Summer Trips
Dad, Mom, Adam, & Sheryl @ Kit Carson home in Taos, NM Summer 1981 |
We would head west through Pennsylvania with our first stop being somewhere right across the border in Ohio. It never felt like we were on vacation until we traveled through the 300 plus miles of "Pennsee." From there, we would continue either towards my grandparents' home in Pueblo, Colorado or our cousins' cattle ranch in South Dakota.
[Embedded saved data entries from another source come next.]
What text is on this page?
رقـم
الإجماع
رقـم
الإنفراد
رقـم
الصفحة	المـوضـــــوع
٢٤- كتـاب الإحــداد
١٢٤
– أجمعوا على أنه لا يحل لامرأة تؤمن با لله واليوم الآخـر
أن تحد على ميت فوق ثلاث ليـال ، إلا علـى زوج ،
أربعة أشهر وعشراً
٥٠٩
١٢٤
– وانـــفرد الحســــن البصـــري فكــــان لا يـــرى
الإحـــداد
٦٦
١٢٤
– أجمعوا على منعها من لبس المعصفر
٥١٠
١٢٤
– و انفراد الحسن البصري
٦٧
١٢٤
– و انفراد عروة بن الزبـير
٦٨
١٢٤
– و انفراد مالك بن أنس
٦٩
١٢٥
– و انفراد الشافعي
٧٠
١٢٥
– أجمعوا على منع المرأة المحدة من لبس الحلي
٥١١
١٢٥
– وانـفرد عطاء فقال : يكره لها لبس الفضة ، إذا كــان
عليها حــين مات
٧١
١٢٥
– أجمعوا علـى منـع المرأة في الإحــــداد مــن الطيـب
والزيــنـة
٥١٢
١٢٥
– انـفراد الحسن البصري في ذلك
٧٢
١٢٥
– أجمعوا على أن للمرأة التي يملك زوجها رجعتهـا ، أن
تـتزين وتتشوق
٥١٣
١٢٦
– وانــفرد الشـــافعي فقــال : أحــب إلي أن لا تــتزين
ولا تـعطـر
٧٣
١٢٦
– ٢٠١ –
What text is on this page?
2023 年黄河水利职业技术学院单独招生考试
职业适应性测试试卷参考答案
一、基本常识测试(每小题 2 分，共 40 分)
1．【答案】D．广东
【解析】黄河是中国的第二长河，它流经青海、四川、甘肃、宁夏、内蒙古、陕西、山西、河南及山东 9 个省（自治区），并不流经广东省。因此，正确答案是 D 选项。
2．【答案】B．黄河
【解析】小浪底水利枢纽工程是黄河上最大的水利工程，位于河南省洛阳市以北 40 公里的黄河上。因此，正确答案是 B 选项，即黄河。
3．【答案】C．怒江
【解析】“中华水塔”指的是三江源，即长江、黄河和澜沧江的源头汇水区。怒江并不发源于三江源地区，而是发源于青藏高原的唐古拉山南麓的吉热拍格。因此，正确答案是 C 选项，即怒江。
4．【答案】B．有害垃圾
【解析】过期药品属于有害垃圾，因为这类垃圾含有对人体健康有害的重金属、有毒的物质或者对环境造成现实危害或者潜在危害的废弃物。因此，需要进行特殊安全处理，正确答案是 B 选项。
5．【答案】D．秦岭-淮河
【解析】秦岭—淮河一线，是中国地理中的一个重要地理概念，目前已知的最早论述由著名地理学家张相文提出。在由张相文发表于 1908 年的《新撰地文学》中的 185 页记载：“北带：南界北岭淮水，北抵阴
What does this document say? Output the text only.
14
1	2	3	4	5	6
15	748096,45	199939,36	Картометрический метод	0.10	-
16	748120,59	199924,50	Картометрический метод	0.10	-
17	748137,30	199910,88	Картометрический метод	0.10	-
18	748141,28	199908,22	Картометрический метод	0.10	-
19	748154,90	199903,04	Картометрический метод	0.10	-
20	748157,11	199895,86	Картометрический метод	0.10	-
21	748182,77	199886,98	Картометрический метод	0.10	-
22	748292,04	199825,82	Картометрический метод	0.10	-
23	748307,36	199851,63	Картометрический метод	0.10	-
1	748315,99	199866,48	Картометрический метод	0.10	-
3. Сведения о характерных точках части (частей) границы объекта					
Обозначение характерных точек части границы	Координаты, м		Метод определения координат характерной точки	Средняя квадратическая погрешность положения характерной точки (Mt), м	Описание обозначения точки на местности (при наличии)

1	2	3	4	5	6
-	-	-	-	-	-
Driving through miles and miles of the Midwest, I would rest my head on the car door just gazing out at the fields of the Great Plains. Farms, small towns, and the occasional odd tourist attraction would pass by silently. I remember seeing attractions such as a corn palace, oversized fiberglass dinosaurs, petrified "forests", and ghost towns. Each was equally odd yet perfectly representative of kitschy Americana.
Adam, Grandpa Haynes, Dad, Sheryl, and myself in Pueblo, CO. Love the cowboy hats! Summer 1981 |
Mom feeding grapes to the roaming descendants of mining donkeys in Cripple Creek, Colorado! Summer 1981 |
It always intrigues me that certain memories from our childhood are so strongly ingrained in our psyche. I remember so many unique events from those trips: Mom and Dad feeding grapes from our car to the wild donkeys in Cripple Creek, Colorado; picking a cactus flower for my Mom in New Mexico, emerging from the field covered in spines; arrowhead hunting with my family on the ranch in South Dakota; and walking one sultry evening down the River Walk in San Antonio with my family. I remember more of that than of the Alamo!
I could go on and on recounting these special times. You could say a part of me does live in the past but I see nothing wrong with that. In a way, these memories give me comfort and they also have helped ignite a passion for writing.